Ich bin wirklich nicht diejenige die den ganzen Tag quietschend durch die Gegend rennt. Aber wenn mein Hund kommt, dann raste ich aus vor Freude. Leidenschaftlich, explosiv, Anwesende schauen mich schon mitleidig an und halten sich die Ohren zu. Außenstehende denken an eine ernst zu nehmende Geisteskrankheit. Und mein Hund? Der rast mir entgegen als ob es keinen Morgen gäbe und dann balgen wir wild zusammen. Da wird sich in Dreck geschmissen wenn es sein muss. Da wird ein Blatt zum Spielobjekt und man findet plötzlich Mauselöcher und buddelt zusammen. Ab und an gibt es sogar Futter. Das Lecker rennt dann vom Hund weg – das böse Ding. Es springt, fliegt durch die Luft, bis….ah Mist, der Hund war schneller als ich. So stolz erfüllte Augen eines Hundes bekomme ich bei den meisten Leckerliegeber nicht zu sehen.
Wohl bemerkt mach ich das Theater nur am Anfang. Später reicht das Kommando „Hier“ und ab und an ein kleines wildes Spiel zur Auffrischung, damit meine Hunde auf dem Absatz kehrt machen und angeflogen kommen.
Der will nur mal „Hallo“ sagen
Dein Hund kommt immer zuverlässig zurück, außer er sieht andere Hunde.
Glückwunsch. Dieses Verhalten hast du ihm echt zuverlässig beigebracht. Und zwar immer dann, wenn du ihn an einen anderen Hund gelassen hast, ohne dass er mit seiner Aufmerksamkeit bei dir war.
Sei es weil du den Hund kennst, sei es weil du den anderen Hund zu spät gesehen hast, warum auch immer. Ein Hund rennt nur zu anderen Hunden hin, wenn er mit seinem Verhalten Erfolg hatte. Und da reichen im Prägealter wirklich 3-5 Wiederholungen und schon ist das im Hundehirn drin: Anderer Hund….yeahhh Party.
Die erste Maßnahme, um da an einem zuverlässigen Rückruf zu arbeiten, wäre eine Absicherung über eine Schleppleine. Die zweite wäre ein Neuaufbau des Rückrufkommandos und kein Kontakt zu fremden, anderen Hunde, bis die Erwartungshaltung gelöscht ist .

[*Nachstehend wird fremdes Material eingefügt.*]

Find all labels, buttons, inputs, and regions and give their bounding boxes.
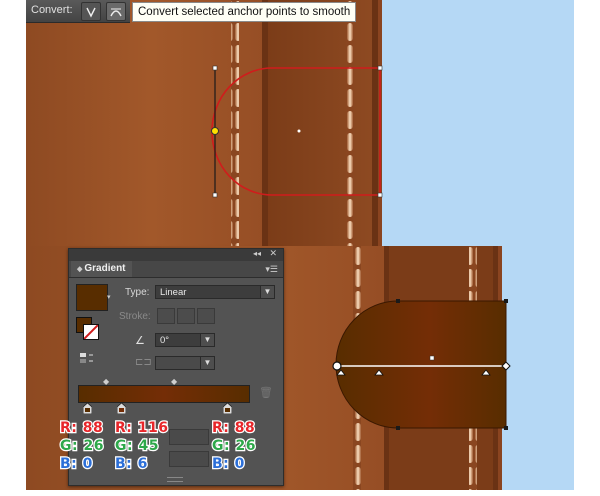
stroke-across-button[interactable] [197,308,215,324]
aspect-ratio-field[interactable]: ▼ [155,356,215,370]
canvas-top [26,0,574,246]
chevron-down-icon: ▼ [200,357,214,369]
anchor-point[interactable] [377,65,383,71]
convert-to-corner-icon [86,7,96,18]
stop-2-red: R: 116 [114,419,170,437]
panel-titlebar[interactable]: ◂◂ ✕ [69,248,283,261]
stop-3-blue: B: 0 [211,455,246,473]
belt-loop-edge [262,0,268,246]
none-icon [84,325,98,339]
anchor-point[interactable] [504,426,508,430]
stroke-label: Stroke: [119,311,151,322]
location-field[interactable] [169,451,209,467]
stop-1-green: G: 26 [59,437,105,455]
center-point [297,129,301,133]
stop-2-green: G: 45 [114,437,160,455]
reverse-gradient-icon[interactable] [79,351,95,365]
angle-icon: ∠ [135,335,145,347]
color-stop[interactable] [117,403,126,414]
gradient-midpoint[interactable] [429,355,435,361]
convert-label: Convert: [31,4,73,16]
color-stop[interactable] [223,403,232,414]
chevron-down-icon: ▼ [200,334,214,346]
angle-value: 0° [160,335,170,346]
stop-1-red: R: 88 [59,419,104,437]
handle-point[interactable] [212,65,218,71]
control-bar: Convert: [26,0,130,23]
anchor-point[interactable] [504,299,508,303]
aspect-ratio-icon: ⊏⊐ [135,357,152,368]
stitch-line [231,0,239,246]
chevron-down-icon: ▼ [260,286,274,298]
trash-icon[interactable]: 🗑 [259,386,273,399]
convert-to-smooth-button[interactable] [106,2,126,21]
opacity-field[interactable] [169,429,209,445]
angle-field[interactable]: 0° ▼ [155,333,215,347]
panel-menu-icon[interactable]: ▾☰ [265,264,278,275]
selected-anchor-point[interactable] [211,127,219,135]
type-label: Type: [125,287,150,298]
gradient-origin-handle[interactable] [332,361,342,371]
stitch-line [346,0,354,246]
convert-to-smooth-icon [110,8,122,16]
convert-to-corner-button[interactable] [81,2,101,21]
type-value: Linear [160,287,187,298]
tab-gradient[interactable]: ◆ Gradient [71,261,132,277]
belt-loop-edge [372,0,378,246]
color-stop[interactable] [83,403,92,414]
handle-point[interactable] [212,192,218,198]
tooltip: Convert selected anchor points to smooth [132,2,357,22]
close-icon[interactable]: ✕ [269,248,277,259]
anchor-point[interactable] [396,426,400,430]
panel-tabs: ◆ Gradient ▾☰ [69,261,283,278]
belt-loop [266,0,376,246]
chevron-down-icon[interactable]: ▾ [107,293,111,301]
collapse-icon[interactable]: ◂◂ [253,249,261,258]
expand-icon: ◆ [77,266,83,273]
resize-grip[interactable] [167,477,183,482]
stop-1-blue: B: 0 [59,455,94,473]
gradient-thumbnail[interactable] [76,284,108,311]
anchor-point[interactable] [377,192,383,198]
stroke-swatch[interactable] [83,324,99,340]
stop-3-green: G: 26 [211,437,257,455]
gradient-slider[interactable] [78,385,250,403]
stroke-along-button[interactable] [177,308,195,324]
artboard-top [26,0,383,246]
stop-3-red: R: 88 [211,419,256,437]
stroke-within-button[interactable] [157,308,175,324]
anchor-point[interactable] [396,299,400,303]
stop-2-blue: B: 6 [114,455,149,473]
type-dropdown[interactable]: Linear ▼ [155,285,275,299]
belt-tongue-shape[interactable] [335,300,507,429]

„Komm hier uuuuuunnd Sitz“
Immer wieder sehe ich Hundehalter deren Hunde anfangs wirklich toll kommen und im Verlauf immer langsamer werden. Meistens müssen diese Hunde, bevor sie das Leckerli kriegen vorher absitzen.
Leute, mal ehrlich! Euer Ernst? Da kommt der Hund, sofort, schnell und ihr bremst den wieder mit einem Sitz aus?
Dann gibt es durchaus Hunde, die nur das gerade aktuell gezeigte Verhalten mit der Belohnung verknüpfen. Und das ist dann das „Sitz“. Was wollten wir eigentlich trainieren und belohnen ? Den Rückruf? Also bitte erst das zügige Kommen anerkennen und danach erst den Hund ins Sitz bringen.
Die Sache mit der Ignoranz
Es ist erstaunlich wie viel Ignoranz Hundehalter sich von ihren Hunden gefallen lassen.
Wie viele Ausreden Menschen haben, wenn ihr eigener Hund nicht auf sie hört. Anfangs ist er eben noch ein Baby, danach lernt er ja noch. Meistens bis er 5 Jahre alt ist. Das wäre in etwa so, wie wenn ein 35 jähriger noch zur Grundschule geht. Oder er hat eine traumatische Vergangenheit.
Es ist nichts einfacher, als einem Hund den Rückruf beizubringen. Nur da lasse ich mich halt von Anfang an nicht ignorieren von meinem Hund, sondern hole ihn ab, tippe ihn an oder mache sonst wie auf mich aufmerksam. Und lasse ihn sich nicht einfach weiter mit XY beschäftigen, nachdem ich ihn angesprochen habe. Das gilt vor allem für den häuslichen Bereich. Denn da fängt ein zuverlässiger Rückruf an. Du willst einen Hund auf den immer Verlass ist? Wie verlässlich bist du ?
Das schlechte Gewissen
„Aber der muss ja laufen“, höre ich von Kunden oft, wenn der Hund eine ganze Weile lang an die Schleppleine soll. Ja der Hund ist ein Lauftier. Aber wer sagt denn, das er dies in einem Umkreis von einem halben Kilometer von mir tun muss? Wir gehen ja zusammen spazieren, oder etwa nicht?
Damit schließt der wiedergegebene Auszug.